By Valerie Fields Hill
School of Social Work
Nearly 60 undergraduate students, many of them members of the UTA chapter of the NAACP and of Greek-letter fraternities and sororities, packed into a lecture Wednesday on campus to understand more about the cultural holiday Kwanzaa.
“I knew nothing about it,” said Devien Davis, a sophomore and member of UTA’s track and field team. “I thought it was a ‘Black Christmas’.”
“I’m a very religious person. Christmas has a way deeper meaning,” said Davis, 19, who recently became a member of Alpha Phi Alpha Fraternity. “I always thought ‘How could you celebrate both’?”
Wednesday’s Kwanzaa lecture and celebration were part of an “Afternoon of Arts & Letters.” The event was jointly hosted by UTA’s Center for African American Studies and the student chapter of the NAACP. It was held in the Guadalupe Room of the E.H. Hereford University Center on campus.
Dr. Pamela “Safisha” Hill, an adjunct professor in the School of Social Work, led the lecture and interactive celebration. Dr. Hill teaches Diverse Populations, a popular Social Work course among students pursuing a minor in African American studies.
Kwanzaa often is mistakenly believed to be a spiritual or religious celebration. In fact, it is a cultural observance of common values shared by people of African descents in the United States and abroad.
Kwanzaa is celebrated for seven days, beginning each year the day after Christmas, Dec. 26, and continuing through Jan. 1. On each day, a principle – unity, self-determination, collective work, cooperative economics, purpose, creativity and faith – is observed by focusing on what families can do to bring about or hold true to that value.
In 1966, Dr. Maulana Karenga, an American activist and longtime chair of the Africana Studies Department at California State University Long Beach, created Kwanzaa following the sudden loss of lives and devastation of property during the Watts Riots.

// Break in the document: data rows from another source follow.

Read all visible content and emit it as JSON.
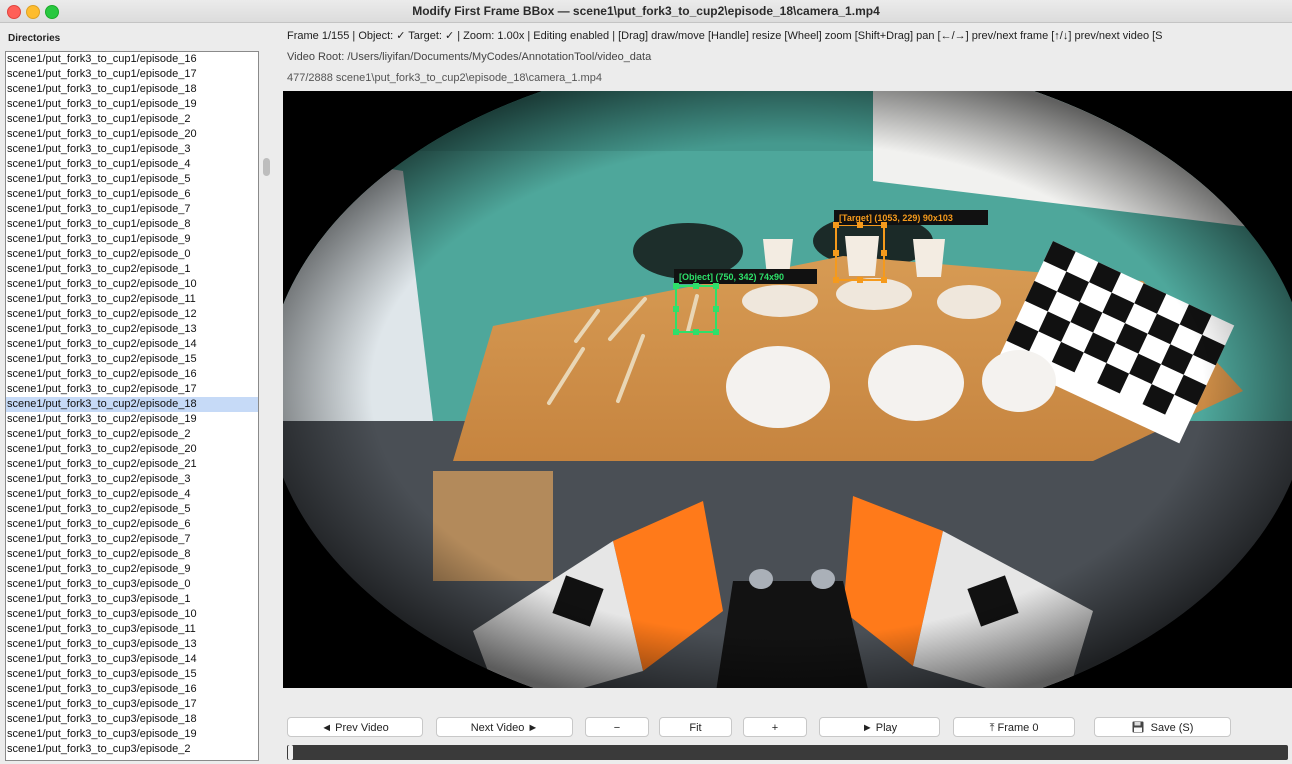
{
  "window": {
    "title": "Modify First Frame BBox — scene1\\put_fork3_to_cup2\\episode_18\\camera_1.mp4"
  },
  "sidebar": {
    "header": "Directories",
    "items": [
      "scene1/put_fork3_to_cup1/episode_16",
      "scene1/put_fork3_to_cup1/episode_17",
      "scene1/put_fork3_to_cup1/episode_18",
      "scene1/put_fork3_to_cup1/episode_19",
      "scene1/put_fork3_to_cup1/episode_2",
      "scene1/put_fork3_to_cup1/episode_20",
      "scene1/put_fork3_to_cup1/episode_3",
      "scene1/put_fork3_to_cup1/episode_4",
      "scene1/put_fork3_to_cup1/episode_5",
      "scene1/put_fork3_to_cup1/episode_6",
      "scene1/put_fork3_to_cup1/episode_7",
      "scene1/put_fork3_to_cup1/episode_8",
      "scene1/put_fork3_to_cup1/episode_9",
      "scene1/put_fork3_to_cup2/episode_0",
      "scene1/put_fork3_to_cup2/episode_1",
      "scene1/put_fork3_to_cup2/episode_10",
      "scene1/put_fork3_to_cup2/episode_11",
      "scene1/put_fork3_to_cup2/episode_12",
      "scene1/put_fork3_to_cup2/episode_13",
      "scene1/put_fork3_to_cup2/episode_14",
      "scene1/put_fork3_to_cup2/episode_15",
      "scene1/put_fork3_to_cup2/episode_16",
      "scene1/put_fork3_to_cup2/episode_17",
      "scene1/put_fork3_to_cup2/episode_18",
      "scene1/put_fork3_to_cup2/episode_19",
      "scene1/put_fork3_to_cup2/episode_2",
      "scene1/put_fork3_to_cup2/episode_20",
      "scene1/put_fork3_to_cup2/episode_21",
      "scene1/put_fork3_to_cup2/episode_3",
      "scene1/put_fork3_to_cup2/episode_4",
      "scene1/put_fork3_to_cup2/episode_5",
      "scene1/put_fork3_to_cup2/episode_6",
      "scene1/put_fork3_to_cup2/episode_7",
      "scene1/put_fork3_to_cup2/episode_8",
      "scene1/put_fork3_to_cup2/episode_9",
      "scene1/put_fork3_to_cup3/episode_0",
      "scene1/put_fork3_to_cup3/episode_1",
      "scene1/put_fork3_to_cup3/episode_10",
      "scene1/put_fork3_to_cup3/episode_11",
      "scene1/put_fork3_to_cup3/episode_13",
      "scene1/put_fork3_to_cup3/episode_14",
      "scene1/put_fork3_to_cup3/episode_15",
      "scene1/put_fork3_to_cup3/episode_16",
      "scene1/put_fork3_to_cup3/episode_17",
      "scene1/put_fork3_to_cup3/episode_18",
      "scene1/put_fork3_to_cup3/episode_19",
      "scene1/put_fork3_to_cup3/episode_2"
    ],
    "selected_index": 23
  },
  "info": {
    "line1": "Frame 1/155  |  Object: ✓  Target: ✓  |  Zoom: 1.00x  |  Editing enabled  |  [Drag] draw/move  [Handle] resize  [Wheel] zoom  [Shift+Drag] pan  [←/→] prev/next frame  [↑/↓] prev/next video  [S",
    "line2": "Video Root: /Users/liyifan/Documents/MyCodes/AnnotationTool/video_data",
    "line3": "477/2888  scene1\\put_fork3_to_cup2\\episode_18\\camera_1.mp4"
  },
  "annotations": {
    "object_label": "[Object] (750, 342)  74x90",
    "target_label": "[Target] (1053, 229)  90x103",
    "object_color": "#2ee06a",
    "target_color": "#f59a1c"
  },
  "controls": {
    "prev_video": "◄ Prev Video",
    "next_video": "Next Video ►",
    "zoom_out": "−",
    "fit": "Fit",
    "zoom_in": "+",
    "play": "► Play",
    "frame0": "⤒ Frame 0",
    "save": "Save (S)",
    "save_icon": "floppy-disk-icon"
  },
  "playback": {
    "progress": 0.0
  }
}
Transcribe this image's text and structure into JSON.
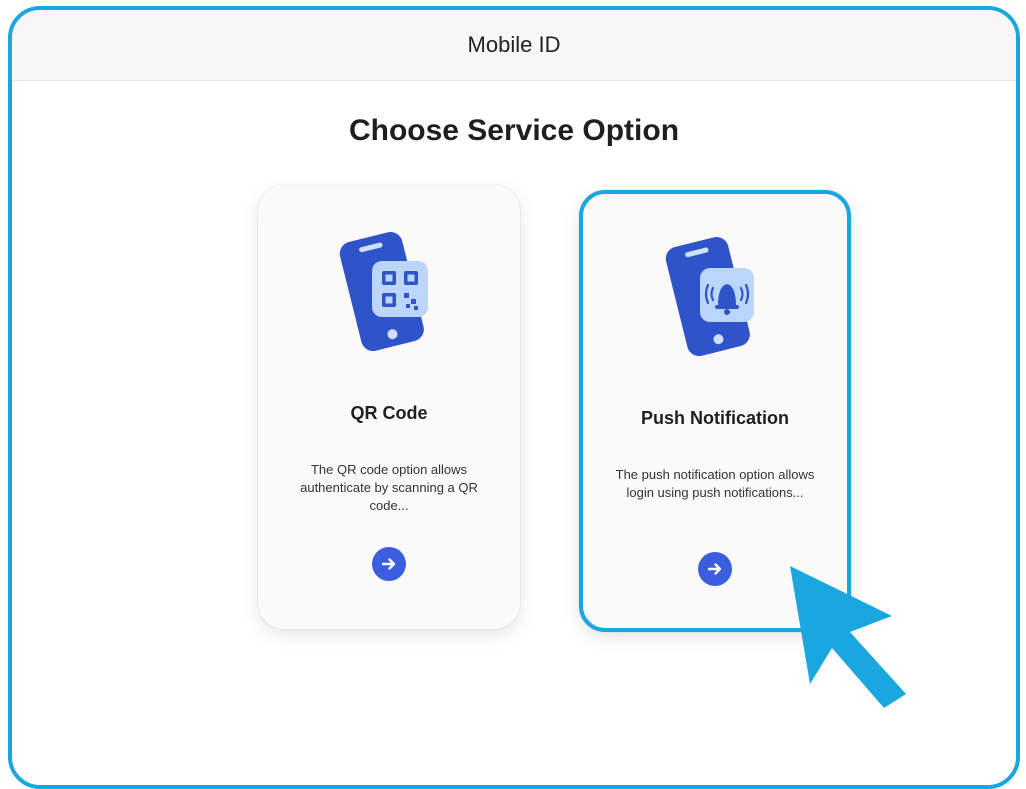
{
  "window": {
    "title": "Mobile ID"
  },
  "page": {
    "heading": "Choose Service Option"
  },
  "options": [
    {
      "title": "QR Code",
      "description": "The QR code option allows authenticate by scanning a QR code...",
      "icon": "phone-qr-code-icon",
      "action_icon": "arrow-right-icon"
    },
    {
      "title": "Push Notification",
      "description": "The push notification option allows login using push notifications...",
      "icon": "phone-bell-notification-icon",
      "action_icon": "arrow-right-icon",
      "highlighted": true
    }
  ],
  "colors": {
    "accent_border": "#1aa6de",
    "button": "#3b5ee0",
    "phone": "#2f53c9",
    "cursor": "#1aa6de"
  },
  "cursor": {
    "icon": "mouse-pointer-icon"
  }
}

The six days of uprisings in Watts, a neighborhood in South Central Los Angeles, the year before, in August of 1965, saw bloody clashes between police and African Americans protesters. Blocks of businesses and buildings were torched as many Black Americans objected to the poverty, hopelessness, unemployment and lack of basic services in inner city Los Angeles neighborhoods.
Dr. Karenga intended the observance to encourage Black Americans to embrace pride in their own communities and to celebrate their own unique traditions. He intended much of the symbolism of Kwanzaa to reconnect African Americans culturally to their roots in West Africa.
“In 1966, we were deep in the Civil Rights movement,” Dr. Hill said during Wednesday’s presentation. “What Dr. Karenga did is he decided to create an African American cultural celebration.”
Dr. Karenga is a personal friend of hers – and her mission, or purpose, is to teach Kwanzaa traditions to students, some of whom she said have misconceptions about African culture and others who shun the traditions altogether.
During Wednesday’s event, Dr. Hill asked the group gathered how many had ever celebrated Kwanzaa in their homes. Few raised their hands. “After this, you will be encouraged to do so,” she said.
The event included explanations of the seven days – and corresponding red, black and green candles – of Kwanza; an explaining of the symbols of a cobb of corn, a place mat, fruit and nuts, the candleholder and gifts.
Dr. Hill led the group through an understanding of the Swahili chants used during each night of Kwanzaa observances. She offered practical way to celebrate the observance.
Mykayla Carson, a sophomore who is a public health and pre-med major, said she had little understanding of Kwanzaa before Wednesday’s lecture and observance.
She plans to share her newfound knowledge with family members and will ask them to celebrate Kwanzaa this year with her.
“This is my first experience with it. I enjoyed it,” she said. “It’s definitely going to get me engaged with the culture.”
Also on Wednesday, Dr. Jason Shelton, CAAS’s director, presented three graduating seniors, Danielle Johnson, Ariana Jones and Channing Kirven, with certificates and stoles to be worn during UTA’s upcoming commencements. The three students are graduating with minors in African American Studies.